Имя повисло в воздухе.

– Наде?

– Ну да, Надежде Анатольевне. Всё как обычно. Сало, чай индийский, носки тёплые, я прощупала. Деньги в газетке – она знает, как раскрывать.

Вера выдавила улыбку. Сказала:

– Спасибо. А вы, простите?

– Галина Семёновна. Муж ваш мне ещё в две тысячи двенадцатом представлялся, когда просил первый раз.

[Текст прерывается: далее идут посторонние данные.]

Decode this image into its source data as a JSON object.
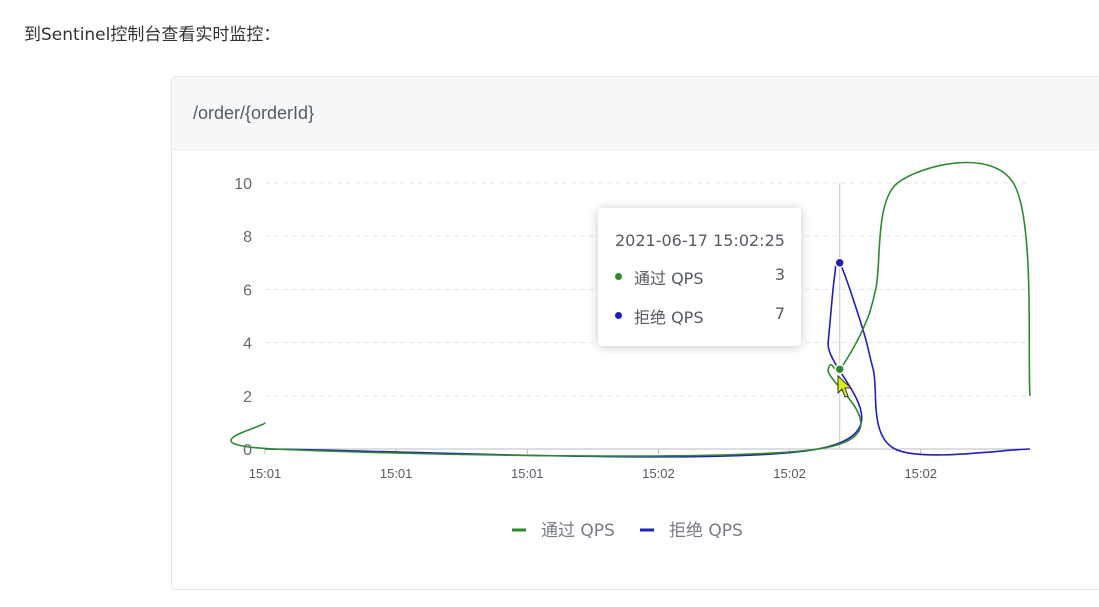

– Спасибо, Галина Семёновна.

Вера пошла прочь. На середине платформы ноги перестали держать. Она села прямо на чей-то чемодан, извинилась перед ошалелым пассажиром, поднялась, добрела до лавки и села.

Надежда.

Вот уже пятнадцать лет она не слышала этого имени в их доме. Сестра мужа – та самая, которая «увлеклась не тем, ушла в секту, не пишет и не звонит». Григорий говорил о ней раз в год, в родительскую субботу перед Пасхой: «помяни, Вера, только про Надьку у мамы не спрашивай, плачет».

И всё.

У него не было любовницы. У него была Надежда.

Это должно было успокоить. Не успокоило. Потому что если Надежда не в секте и не пропала, а живёт в посёлке Ромоданово и работает на птицефабрике, и Григорий пятнадцать лет возит ей передачи через проводницу – значит, всё, что он говорил о ней, было ложью. Значит, вся их семейная жизнь – с её свадьбой в Пензе, переездом в Воронеж, рождением Кати, покупкой этой квартиры на Ленинском – стояла на чём-то, чего она не знала.

Вера вспомнила: Григорий никогда не звал её к матери в Мордовию. За двадцать два года – ни разу. Свекровь приезжала к ним сама, дважды. Сидела на кухне молча, вязала, смотрела на Катю, и её светлые глаза были как у человека, который всё время помнит о чём-то, что нельзя говорить.

Теперь Вера знала, о чём.

Она достала телефон, открыла карту. Ромоданово. Посёлок в Мордовии, районный центр. От Воронежа – прямой беспересадочный вагон, двенадцать часов.

Двенадцать часов.

Она встала и пошла в кассу.

***

Дочери она сказала, что едет в командировку по музейной линии. Григорию – что к двоюродной сестре в Саратов, та в больнице. Он не проверял. Он вообще последние дни был тихий, будто что-то чуял, но боялся спросить.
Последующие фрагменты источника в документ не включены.